9. Moreover, the Tribunal fixed the monthly income of the appellant as Rs.2500/-. According to the appellant, he was a carpenter and he was getting Rs.4,000/- per month as income. In the light of the judgment of the Apex Court in Ramachandrappa V. Manager, Royal Sundaram Alliance Insurance Co., Ltd. (2011 (13) SCC 236) the monthly income of the appellant can be safely fixed as Rs.4,000/- because even for a coolie the Apex Court fixed Rs.4,500/- as monthly income in the year 2004. In the light of the judgment in National Insurance Company Ltd., V. Pranay Sethi [2017 (4) KLT 662 (SC)] towards future prospects of earning capacity, 40% is to be added. If that is the case the monthly income of the appellant can be safely assessed as Rs.5,600/-. Based on this monthly income and, permanent disability of the appellant, the compensation for disability can be assessed in the following manner.

Rs.5600x12x15x40/100= Rs. 4,03,200/-.

10. The appellant is entitled interest at the rate of 7.5% per annum for the above amount. Towards loss of earning the Tribunal assessed compensation for a period of six months @ Rs.2,500/-. Consequently, a change is necessary on that head. It can be reassessed in the following manner.

Rs.4,000/- x6= Rs.24,000/-.

11. From the above amount the amount already granted is to be deducted. Thus it will be Rs.9,000/- (Rs.24,000- Rs.15,000).

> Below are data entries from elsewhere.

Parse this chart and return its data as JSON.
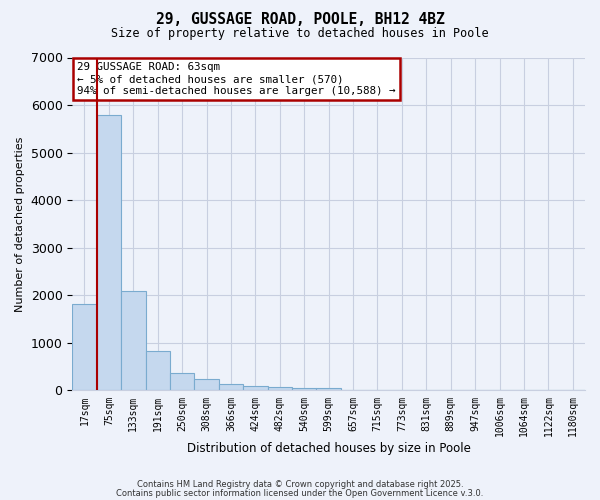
{
  "title1": "29, GUSSAGE ROAD, POOLE, BH12 4BZ",
  "title2": "Size of property relative to detached houses in Poole",
  "xlabel": "Distribution of detached houses by size in Poole",
  "ylabel": "Number of detached properties",
  "annotation_title": "29 GUSSAGE ROAD: 63sqm",
  "annotation_line2": "← 5% of detached houses are smaller (570)",
  "annotation_line3": "94% of semi-detached houses are larger (10,588) →",
  "bar_labels": [
    "17sqm",
    "75sqm",
    "133sqm",
    "191sqm",
    "250sqm",
    "308sqm",
    "366sqm",
    "424sqm",
    "482sqm",
    "540sqm",
    "599sqm",
    "657sqm",
    "715sqm",
    "773sqm",
    "831sqm",
    "889sqm",
    "947sqm",
    "1006sqm",
    "1064sqm",
    "1122sqm",
    "1180sqm"
  ],
  "bar_values": [
    1820,
    5800,
    2100,
    840,
    360,
    240,
    145,
    95,
    80,
    60,
    50,
    0,
    0,
    0,
    0,
    0,
    0,
    0,
    0,
    0,
    0
  ],
  "bar_color": "#c5d8ee",
  "bar_edge_color": "#7aabcf",
  "vline_x": 0.5,
  "vline_color": "#aa0000",
  "ylim": [
    0,
    7000
  ],
  "yticks": [
    0,
    1000,
    2000,
    3000,
    4000,
    5000,
    6000,
    7000
  ],
  "bg_color": "#eef2fa",
  "grid_color": "#c8cfe0",
  "annotation_box_color": "#ffffff",
  "annotation_border_color": "#aa0000",
  "footer1": "Contains HM Land Registry data © Crown copyright and database right 2025.",
  "footer2": "Contains public sector information licensed under the Open Government Licence v.3.0."
}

12. Even though the counsel for the appellant argued that he is entitled more compensation on the other heads also, after perusing the impugned award and also considering the entire facts and circumstances of the case, according to me no interference is necessary on the other heads. Therefore, the appellant is entitled an enhanced compensation of Rs.4,12,200/- (Rs.4,03,200/- +Rs.9,000/-). The appellant is entitled interest @ 7.5% per annum for the enhanced compensation.

13. In the result, M.A.C.A.3093/2008 is allowed in part and the impugned award is modified. The appellant is entitled enhanced compensation of Rs.4,12,200/- with interest @ 7.5% per annum from the date of application till realisation. The third respondent is directed to pay the enhanced compensation with interest to the petitioner/claimant.

M.A.C.A.No.461/2009 is allowed. The third respondent New India Insurance Company Ltd., can recover the compensation amount and the enhanced compensation with interest from the first respondent.